Muita controvérsia paira ainda sobre como seriam aplicados os novos dispositivos legais da Lei nº 14.597/2023 [1] — a nova Lei Geral do Esporte — para os esportes de combate no Brasil.

Acerca da figura do treinador esportivo, prevista no artigo 75 da referida lei, vários vídeos têm aparecido em mídias sociais sugerindo que a referida profissão foi reconhecida, no caso dos ex-atletas, sem a previsão de critérios objetivos que a definam com mais segurança, apenas dizendo a quantidade de tempo que um atleta precisaria para ser considerado treinador.

Destarte, cabe trazer à baila o texto legal, senão, vejamos:

“Lei Nº 14.597/2023
Subseção III
Dos Treinadores

Art. 75. A profissão de treinador esportivo é reconhecida e regulada por esta Lei, sem prejuízo das disposições não colidentes constantes da legislação vigente, do respectivo contrato de trabalho ou de acordos ou convenções coletivas.

§1º. Considera-se treinador esportivo profissional a pessoa que possui como principal atividade remunerada a preparação e a supervisão da atividade esportiva de um ou vários atletas profissionais.
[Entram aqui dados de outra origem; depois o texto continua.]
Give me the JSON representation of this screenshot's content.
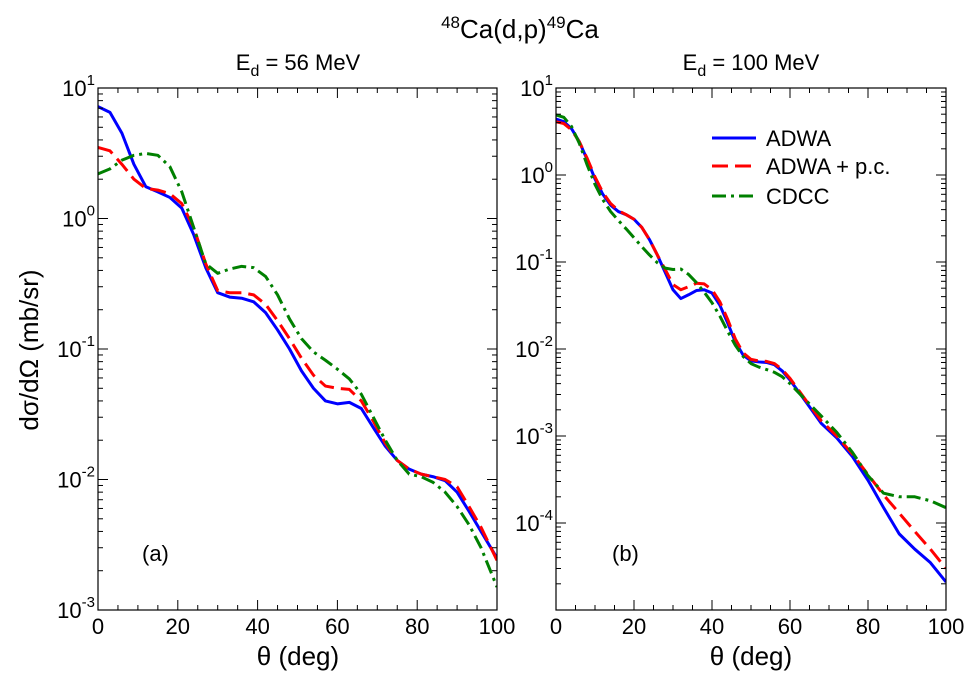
{
  "figure": {
    "title_parts": [
      {
        "text": "48",
        "sup": true
      },
      {
        "text": "Ca(d,p)",
        "sup": false
      },
      {
        "text": "49",
        "sup": true
      },
      {
        "text": "Ca",
        "sup": false
      }
    ]
  },
  "colors": {
    "ADWA": "#0000ff",
    "ADWA + p.c.": "#ff0000",
    "CDCC": "#008000"
  },
  "legend": {
    "placement": "top-right of panel (b)",
    "entries": [
      {
        "label": "ADWA",
        "style": "solid"
      },
      {
        "label": "ADWA + p.c.",
        "style": "dashed"
      },
      {
        "label": "CDCC",
        "style": "dash-dot"
      }
    ]
  },
  "chart_data": [
    {
      "type": "line",
      "panel_label": "(a)",
      "subtitle": {
        "main": "E",
        "sub": "d",
        "rest": " = 56 MeV"
      },
      "xlabel": "θ (deg)",
      "ylabel": "dσ/dΩ (mb/sr)",
      "xlim": [
        0,
        100
      ],
      "ylim": [
        0.001,
        10
      ],
      "yscale": "log",
      "xticks": [
        0,
        20,
        40,
        60,
        80,
        100
      ],
      "yticks": [
        {
          "base": "10",
          "exp": "-3"
        },
        {
          "base": "10",
          "exp": "-2"
        },
        {
          "base": "10",
          "exp": "-1"
        },
        {
          "base": "10",
          "exp": "0"
        },
        {
          "base": "10",
          "exp": "1"
        }
      ],
      "grid": false,
      "series": [
        {
          "name": "ADWA",
          "style": "solid",
          "x": [
            0,
            3,
            6,
            9,
            12,
            15,
            18,
            21,
            24,
            27,
            30,
            33,
            36,
            39,
            42,
            45,
            48,
            51,
            54,
            57,
            60,
            63,
            66,
            69,
            72,
            75,
            78,
            81,
            84,
            87,
            90,
            93,
            96,
            100
          ],
          "y": [
            7.2,
            6.5,
            4.5,
            2.6,
            1.75,
            1.6,
            1.45,
            1.2,
            0.75,
            0.42,
            0.27,
            0.25,
            0.245,
            0.23,
            0.19,
            0.14,
            0.1,
            0.068,
            0.05,
            0.04,
            0.038,
            0.039,
            0.035,
            0.025,
            0.018,
            0.014,
            0.012,
            0.011,
            0.0105,
            0.0098,
            0.008,
            0.0057,
            0.004,
            0.0025
          ]
        },
        {
          "name": "ADWA + p.c.",
          "style": "dashed",
          "x": [
            0,
            3,
            6,
            9,
            12,
            15,
            18,
            21,
            24,
            27,
            30,
            33,
            36,
            39,
            42,
            45,
            48,
            51,
            54,
            57,
            60,
            63,
            66,
            69,
            72,
            75,
            78,
            81,
            84,
            87,
            90,
            93,
            96,
            100
          ],
          "y": [
            3.5,
            3.3,
            2.6,
            2.0,
            1.7,
            1.65,
            1.55,
            1.3,
            0.85,
            0.45,
            0.28,
            0.27,
            0.27,
            0.26,
            0.22,
            0.165,
            0.12,
            0.085,
            0.063,
            0.052,
            0.05,
            0.049,
            0.04,
            0.028,
            0.019,
            0.014,
            0.012,
            0.011,
            0.0105,
            0.01,
            0.0088,
            0.0062,
            0.0043,
            0.0024
          ]
        },
        {
          "name": "CDCC",
          "style": "dash-dot",
          "x": [
            0,
            3,
            6,
            9,
            12,
            15,
            18,
            21,
            24,
            27,
            30,
            33,
            36,
            39,
            42,
            45,
            48,
            51,
            54,
            57,
            60,
            63,
            66,
            69,
            72,
            75,
            78,
            81,
            84,
            87,
            90,
            93,
            96,
            100
          ],
          "y": [
            2.2,
            2.4,
            2.8,
            3.05,
            3.15,
            3.05,
            2.5,
            1.6,
            0.85,
            0.45,
            0.38,
            0.41,
            0.43,
            0.42,
            0.36,
            0.26,
            0.17,
            0.12,
            0.095,
            0.082,
            0.07,
            0.059,
            0.045,
            0.03,
            0.02,
            0.014,
            0.011,
            0.0105,
            0.0095,
            0.008,
            0.0062,
            0.0045,
            0.003,
            0.0015
          ]
        }
      ]
    },
    {
      "type": "line",
      "panel_label": "(b)",
      "subtitle": {
        "main": "E",
        "sub": "d",
        "rest": " = 100 MeV"
      },
      "xlabel": "θ (deg)",
      "ylabel": "",
      "xlim": [
        0,
        100
      ],
      "ylim": [
        1e-05,
        10
      ],
      "yscale": "log",
      "xticks": [
        0,
        20,
        40,
        60,
        80,
        100
      ],
      "yticks": [
        {
          "base": "10",
          "exp": "-4"
        },
        {
          "base": "10",
          "exp": "-3"
        },
        {
          "base": "10",
          "exp": "-2"
        },
        {
          "base": "10",
          "exp": "-1"
        },
        {
          "base": "10",
          "exp": "0"
        },
        {
          "base": "10",
          "exp": "1"
        }
      ],
      "grid": false,
      "series": [
        {
          "name": "ADWA",
          "style": "solid",
          "x": [
            0,
            2,
            4,
            6,
            8,
            10,
            12,
            14,
            16,
            18,
            20,
            22,
            24,
            26,
            28,
            30,
            32,
            34,
            36,
            38,
            40,
            42,
            44,
            46,
            48,
            50,
            52,
            54,
            56,
            58,
            60,
            64,
            68,
            72,
            76,
            80,
            84,
            88,
            92,
            96,
            100
          ],
          "y": [
            4.4,
            4.1,
            3.4,
            2.4,
            1.5,
            0.9,
            0.6,
            0.45,
            0.38,
            0.35,
            0.31,
            0.25,
            0.18,
            0.12,
            0.076,
            0.048,
            0.038,
            0.042,
            0.047,
            0.048,
            0.044,
            0.032,
            0.02,
            0.012,
            0.0085,
            0.0073,
            0.0071,
            0.007,
            0.0066,
            0.0056,
            0.0044,
            0.0025,
            0.0014,
            0.00095,
            0.00058,
            0.00031,
            0.00015,
            7.5e-05,
            5e-05,
            3.5e-05,
            2.1e-05
          ]
        },
        {
          "name": "ADWA + p.c.",
          "style": "dashed",
          "x": [
            0,
            2,
            4,
            6,
            8,
            10,
            12,
            14,
            16,
            18,
            20,
            22,
            24,
            26,
            28,
            30,
            32,
            34,
            36,
            38,
            40,
            42,
            44,
            46,
            48,
            50,
            52,
            54,
            56,
            58,
            60,
            64,
            68,
            72,
            76,
            80,
            84,
            88,
            92,
            96,
            100
          ],
          "y": [
            4.1,
            3.9,
            3.3,
            2.4,
            1.55,
            0.95,
            0.63,
            0.47,
            0.39,
            0.35,
            0.31,
            0.25,
            0.18,
            0.12,
            0.082,
            0.055,
            0.048,
            0.052,
            0.057,
            0.056,
            0.048,
            0.035,
            0.022,
            0.013,
            0.009,
            0.0076,
            0.0073,
            0.0072,
            0.0068,
            0.0058,
            0.0046,
            0.0026,
            0.0015,
            0.001,
            0.00062,
            0.00036,
            0.00021,
            0.00013,
            8e-05,
            5e-05,
            3e-05
          ]
        },
        {
          "name": "CDCC",
          "style": "dash-dot",
          "x": [
            0,
            2,
            4,
            6,
            8,
            10,
            12,
            14,
            16,
            18,
            20,
            22,
            24,
            26,
            28,
            30,
            32,
            34,
            36,
            38,
            40,
            42,
            44,
            46,
            48,
            50,
            52,
            54,
            56,
            58,
            60,
            64,
            68,
            72,
            76,
            80,
            84,
            88,
            92,
            96,
            100
          ],
          "y": [
            4.9,
            4.6,
            3.6,
            2.3,
            1.3,
            0.78,
            0.52,
            0.38,
            0.3,
            0.24,
            0.19,
            0.15,
            0.12,
            0.098,
            0.085,
            0.082,
            0.083,
            0.072,
            0.058,
            0.045,
            0.034,
            0.024,
            0.016,
            0.011,
            0.0082,
            0.0068,
            0.0062,
            0.0058,
            0.0054,
            0.0048,
            0.004,
            0.0026,
            0.0017,
            0.0011,
            0.00065,
            0.00035,
            0.00022,
            0.0002,
            0.0002,
            0.00018,
            0.00015
          ]
        }
      ]
    }
  ]
}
§2º. O exercício da profissão de treinador esportivo em organização de prática esportiva profissional fica assegurado exclusivamente:

I – aos portadores de diploma de educação física;

II – aos portadores de diploma de formação profissional em nível superior em curso de formação profissional oficial de treinador esportivo, devidamente reconhecido pelo Ministério da Educação, ou em curso de formação profissional ministrado pela organização nacional que administra e regula a respectiva modalidade esportiva;

III – aos que, na data da publicação desta Lei, estejam exercendo, comprovadamente, há mais de 3 (três) anos, a profissão de treinador esportivo em organização de prática esportiva profissional.

§3º. Os ex-atletas podem exercer a atividade de treinador esportivo, desde que:

I – comprovem ter exercido a atividade de atleta por 3 (três) anos consecutivos ou por 5 (cinco) anos alternados, devidamente comprovados pela respectiva organização que administra e regula a modalidade esportiva; e

II – participem de curso de formação de treinadores, reconhecido pela respectiva organização que administra e regula a modalidade esportiva.

§4º. É permitido o exercício da profissão a treinadores estrangeiros, desde que comprovem ter licença de sua associação nacional de origem.

§5º. O disposto no § 2º deste artigo não se aplica aos profissionais que exerçam trabalho voluntário e aos que atuem em organização esportiva de pequeno porte, nos termos do § 6º do art. 61 desta Lei.”

Vejam que a lei delega para a entidade reguladora da modalidade os critérios objetivos quando define que os ex-atletas podem exercer a atividade de treinador esportivo, desde que comprovem ter exercido a atividade de atleta por três anos consecutivos ou por cinco anos alternados, devidamente comprovados pela respectiva organização que administra e regula a modalidade esportiva e que participem de curso de formação de treinadores, reconhecido pela respectiva organização que administra e regula a modalidade esportiva.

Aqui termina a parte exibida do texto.